EKIPA WILDERA CHĘTNA NA JOSHUĘ BARDZIEJ NIŻ KIEDYKOLWIEK
Deontay Wilder (43-3-1, 42 KO) jest na ostrym zakręcie, ale wciąż realna pozostaje jego wyczekiwana przez lata walka z Anthonym Joshuą (28-3, 25 KO).
Po słabym występie pod koniec zeszłego roku i punktowej porażce z Josephem Parkerem, "Brązowy Bombardier" musi przede wszystkim wrócić na zwycięską ścieżkę. Podobno jest coś na rzeczy i wkrótce możemy poznać szczegóły walki powrotnej Wildera. Joshua czeka na potyczkę Usyka z Furym, po której nastąpi rewanż. A wtedy zwolni się pas mistrzowski federacji IBF, o jaki AJ może zaboksować z Filipem Hrgoviciem (17-0, 14 KO).

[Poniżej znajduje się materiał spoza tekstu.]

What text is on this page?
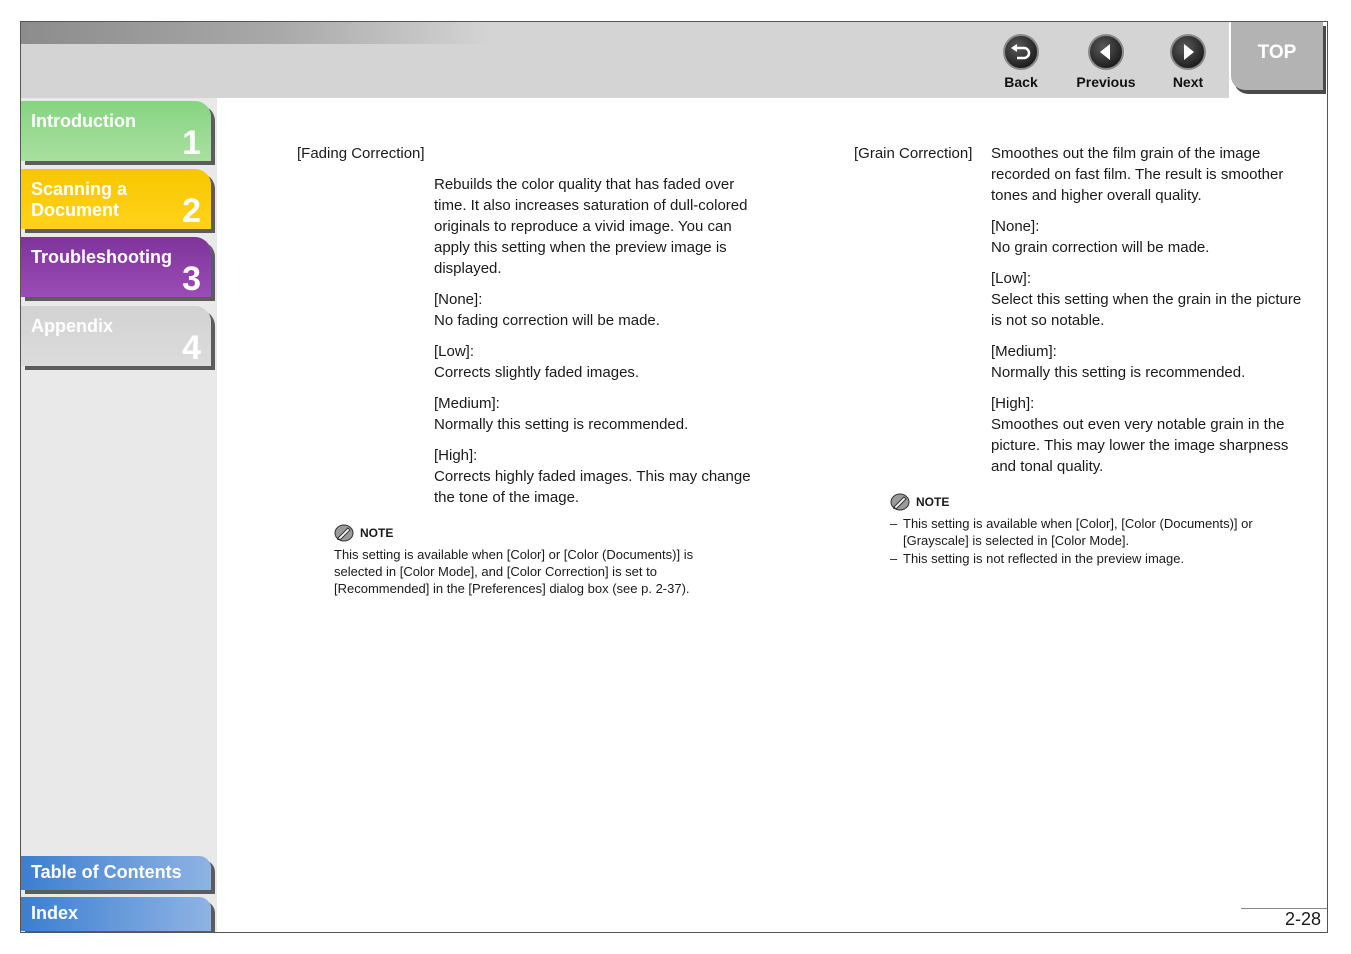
Back	Previous	Next
TOP
Introduction
1
Scanning a Document	2
Troubleshooting
3
Appendix
4
Table of Contents
Index
[Fading Correction]

Rebuilds the color quality that has faded over time. It also increases saturation of dull-colored originals to reproduce a vivid image. You can apply this setting when the preview image is displayed.

[None]:
No fading correction will be made.

[Low]:
Corrects slightly faded images.

[Medium]:
Normally this setting is recommended.

[High]:
Corrects highly faded images. This may change the tone of the image.

NOTE
This setting is available when [Color] or [Color (Documents)] is selected in [Color Mode], and [Color Correction] is set to [Recommended] in the [Preferences] dialog box (see p. 2-37).
[Grain Correction] Smoothes out the film grain of the image recorded on fast film. The result is smoother tones and higher overall quality.

[None]:
No grain correction will be made.

[Low]:
Select this setting when the grain in the picture is not so notable.

[Medium]:
Normally this setting is recommended.

[High]:
Smoothes out even very notable grain in the picture. This may lower the image sharpness and tonal quality.

NOTE
– This setting is available when [Color], [Color (Documents)] or [Grayscale] is selected in [Color Mode].
– This setting is not reflected in the preview image.
2-28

Jeśli ten scenariusz się sprawdzi, a Joshua upora się z Chorwatem, w pierwszej obronie tytułu International Boxing Federation mógłby zmierzyć się właśnie z amerykńskim królem nokautu.
- Zawsze chcieliśmy walczyć z Joshuą i mam nadzieję, że w końcu do niej dojdzie. Liczę również na to, że wkrótce będziemy mieli jakieś konkretne informacje o kolejnej walce Deontaya. Z naszej strony zapewniamy, że możemy spotkać się z Joshuą czy to na Bliskim Wschodzie, czy na jego terenie w Wielkiej Brytanii. Jesteśmy skłonni usiąść i dopiąć taki pojedynek - zapewnia Shelly Finkel, wieloletni doradca i współmenadżer Wildera.
Przypomnijmy, że Tyson Fury (WBC) i Aleksander Usyk (IBF/WBA/WBO) do unifikacji wszystkich czterech tytułów wyjdą 18 maja w Rijadzie, stolicy Arabii Saudyjskiej.
Dla Widlera max na tę chwilę to Zhang albo Joyce, chociaż po tym co pokazał z Parkerem, kompletnie bym go w tych walkach nie widział. W zasadzie to z Ngannou może sobie poboksować, albo z Millerami albo Martinami tego świata. W zasadzie najsensowniejszy rywal dla Wildera, jaki mi chodzi po głowie, to Ajagba.
Niemniej nie będę zdziwiony, jak i tak ta walka zostanie zestawiona. Joshua pewnie i tak się zmierzy z wygranym meczu Fury - Usyk, a tam pewnie na jednej walce się nie skończy, więc Josh musi coś robić. Wątpię, żeby mu dali wymagającego rywala, będą chcieli go bezpiecznie doholować - a Wilder to na dziś już bezpieczny rywal, niestety (a przy okazji chyba nadal w miarę kasowy - pytanie ile będzie chciał, jak za dużo to wezmą jakiegoś Whyte'a).
Albo dostawał w łeb od Fury'ego albo nokautował kogoś w 1 rundzie. Do tego walki raz na rok lub raz na 1,5 roku.
W walce z Parkerem było widać, że odporność na ciosy jeszcze ma, ale jest zardzewiały jakby był od kilku lat na emeryturze.
Walka z Joshuą straciła większość atrakcyjności i nie wiem czy kogoś interesuje walka kogoś, komu już i tak nie zależy, tak jak było w przypadku Canelo-GGG III lub Canelo vs Charlo, gdzie ten drugi przyszedł po wypłate.
Wilderowi kompletnie niepotrzebna była ta walka z Parkerem, a teraz przegrana wywraca stolik i spada ciśnienie na zestawienia takie jak Wilder usyk czy Wilder AJ, które do niedawna budziły bardzo duże emocje, a pewnie do nich nie dojdzie. A szkoda.